Iron & Wine

Ghost on Ghost (Nonesuch)

Iron & Wine achieves a rare feat with Ghost on Ghost: an adult contemporary album without cliche or compromise. It’s Sam Beam’s Graceland, except instead of South Africa, he’s moved to North Carolina. The transition has been years in the making. Since the bedroom folk of 2002 debut The Creek Drank the Cradle, Iron & Wine has steadily expanded outward with varying degrees of success, delving into desert Americana (Calexico collaboration In the Reins), Afro-funk (The Shepherd’s Dog), and golden AM pop/rock (2011’s Kiss Each Other Clean).
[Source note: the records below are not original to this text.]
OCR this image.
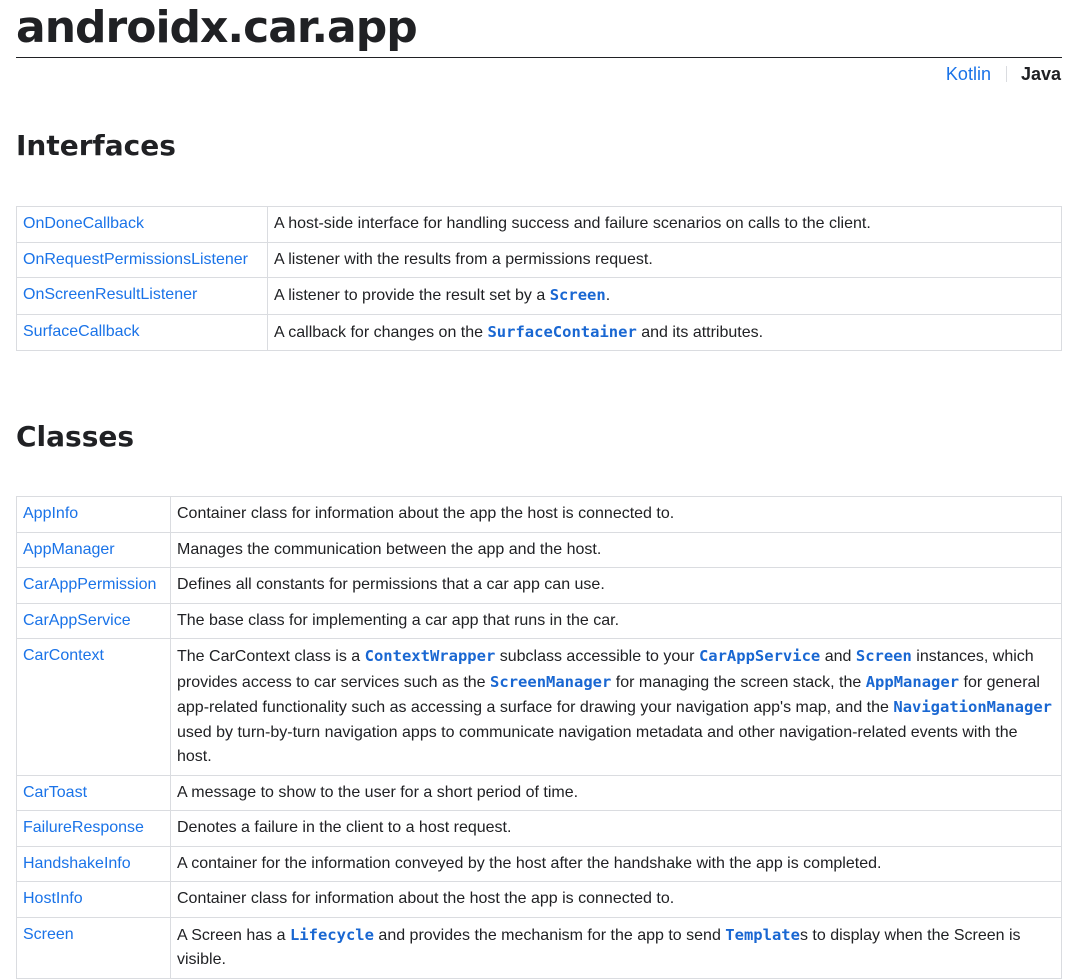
androidx.car.app
Kotlin Java
Interfaces
OnDoneCallback	A host-side interface for handling success and failure scenarios on calls to the client.
OnRequestPermissionsListener	A listener with the results from a permissions request.
OnScreenResultListener	A listener to provide the result set by a Screen.
SurfaceCallback	A callback for changes on the SurfaceContainer and its attributes.
Classes
AppInfo	Container class for information about the app the host is connected to.
AppManager	Manages the communication between the app and the host.
CarAppPermission	Defines all constants for permissions that a car app can use.
CarAppService	The base class for implementing a car app that runs in the car.
CarContext	The CarContext class is a ContextWrapper subclass accessible to your CarAppService and Screen instances, which provides access to car services such as the ScreenManager for managing the screen stack, the AppManager for general app-related functionality such as accessing a surface for drawing your navigation app's map, and the NavigationManager used by turn-by-turn navigation apps to communicate navigation metadata and other navigation-related events with the host.
CarToast	A message to show to the user for a short period of time.
FailureResponse	Denotes a failure in the client to a host request.
HandshakeInfo	A container for the information conveyed by the host after the handshake with the app is completed.
HostInfo	Container class for information about the host the app is connected to.
Screen	A Screen has a Lifecycle and provides the mechanism for the app to send Templates to display when the Screen is visible.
His fifth LP ties it all together with ethereal jazz-soul in summer colors, bolstered by the nimble swing provided by members of Bob Dylan’s band and New Orleans horns orchestrated again by Tin Hat Trio’s Rob Burger. Beam’s postcard lyricism plays off familiar images – sinners, briars, country fairs – with an underlying theme of star-crossed lovers (“Grass Widows”) and the plight of parenthood (“Singers and the Endless Song”). It doesn’t always connect (see speakeasy spook “Lovers’ Revolution”), and there’s a disarming tenderness to “Joy” and “The Desert Babbler.” But Beam hasn’t lost his underlying darkness or disillusion, either; just check the wicked funk of “Low Light Buddy of Mine.” This time, there’s slightly less blood in the water.